There are a great many reasons no one wants me on a golf course. One of them is that I look ridiculous in purple.
I should start by saying that with apologies to both my mom and Jim Furyk, I’ve never really been into golf. This is for one extremely simple, profound reason: I am terrible at golf. I am terrible at it in grave, hideous fashion. I am terrible at it in ways that make it so you can actually watch my 7-year-old lose respect for me in real time, in ways that should be sung about by Tom Waits, in ways that if our culture somehow celebrated the appearance of playing golf as though you’re being repeatedly jabbed in the brain with an electric toothbrush, I would be totally winning.
It’s not, I should make clear, for lack of trying. Once, at a driving range, I literally hit a ball that ended up — and I’m still not entirely sure how the physics worked on this — beneath my car, which was interesting, since the car was about 30 feet away, and also behind me. On the depressingly infrequent occasions when I managed to orient the ball in the direction I was facing already, it would most often fly in a reasonably straight line for about 20 feet, then stop dead, make an inexplicable right turn and promptly careen into whatever was off to the right: forest, batting cage, birthday party, pile of angry alligators, whatever.
But here’s my other thing with golf, and, again, I’m an outsider, so please correct me if I’m wrong: Average pinheads like me can attend, say, a baseball game. We can go see basketball in street clothes. But I’m not sure I can ever adapt to golf’s established, tradition-filled world based almost entirely — and I apologize if this sounds discriminatory — on my taste in pants.
Now, I enjoy pants, and if I try to wear them every day (it’s hard, with the economy). But I like to keep to a pretty consistent color scheme, which ranges from jeans to slightly darker jeans to pre-“distressed” jeans that are supposed to appear as though they’ve spent a good bit of time underneath a carnival. (My 7-year-old, last week: “Why are you buying pants that have holes already?”)

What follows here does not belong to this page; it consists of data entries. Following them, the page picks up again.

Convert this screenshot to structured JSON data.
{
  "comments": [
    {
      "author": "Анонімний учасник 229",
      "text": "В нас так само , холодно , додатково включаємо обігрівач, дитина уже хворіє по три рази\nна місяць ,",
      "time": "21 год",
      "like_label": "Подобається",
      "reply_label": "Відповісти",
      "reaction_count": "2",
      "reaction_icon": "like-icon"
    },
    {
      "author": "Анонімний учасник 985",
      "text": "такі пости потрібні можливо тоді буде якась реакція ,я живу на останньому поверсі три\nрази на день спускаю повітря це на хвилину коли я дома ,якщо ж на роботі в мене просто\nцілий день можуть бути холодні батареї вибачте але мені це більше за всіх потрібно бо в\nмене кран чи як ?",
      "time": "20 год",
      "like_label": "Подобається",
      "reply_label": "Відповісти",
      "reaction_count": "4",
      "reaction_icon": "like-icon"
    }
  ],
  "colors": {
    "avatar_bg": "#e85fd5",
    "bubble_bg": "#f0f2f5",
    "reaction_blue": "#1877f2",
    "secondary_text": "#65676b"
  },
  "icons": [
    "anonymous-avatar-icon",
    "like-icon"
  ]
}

Golfers, meanwhile, adhere to an entirely different set of regulations, one which has little regard for the commonly accepted palette of male pants possibilities and, occasionally, appears to have originated from somewhere in Candyland.
Clearly, this is kind of a big deal. On Hilton Head, golf is probably the secondmost popular recreational activity, the first being ignoring anything resembling generally accepted driving laws, and the few times I’ve ventured into the golf world, I’ve been amazed at the rainbow of colors that confronted me; it is like wandering into a party thrown by Skittles. In just one Heritage night out a few years back, I spotted three grown men wearing salmoncolored pants, one wearing Oompa Loompaorange shorts with little marlins on them, one guy with a pink shirt/green shorts combo that made him look very much like a watermelon and one guy with a pair of yellow pants, aviator shades, a popped collar AND a cigar. I’m pretty sure he won.
So my question to golfers is this: Why is it that during the week you are sharp, professional, mild-mannered citizens, yet when you hit the links you are allowed to dress in a manner that would suggest you’re preparing to enter a Volkswagen with 17 of your friends? At what point do you regard yourself in the mirror, realize you’re wearing orange shorts emblazoned with fi sh, and think, “It’s time.” HELP ME UNDERSTAND YOU. And in return, I’ll try not to damage your car at the driving range. No promises, though.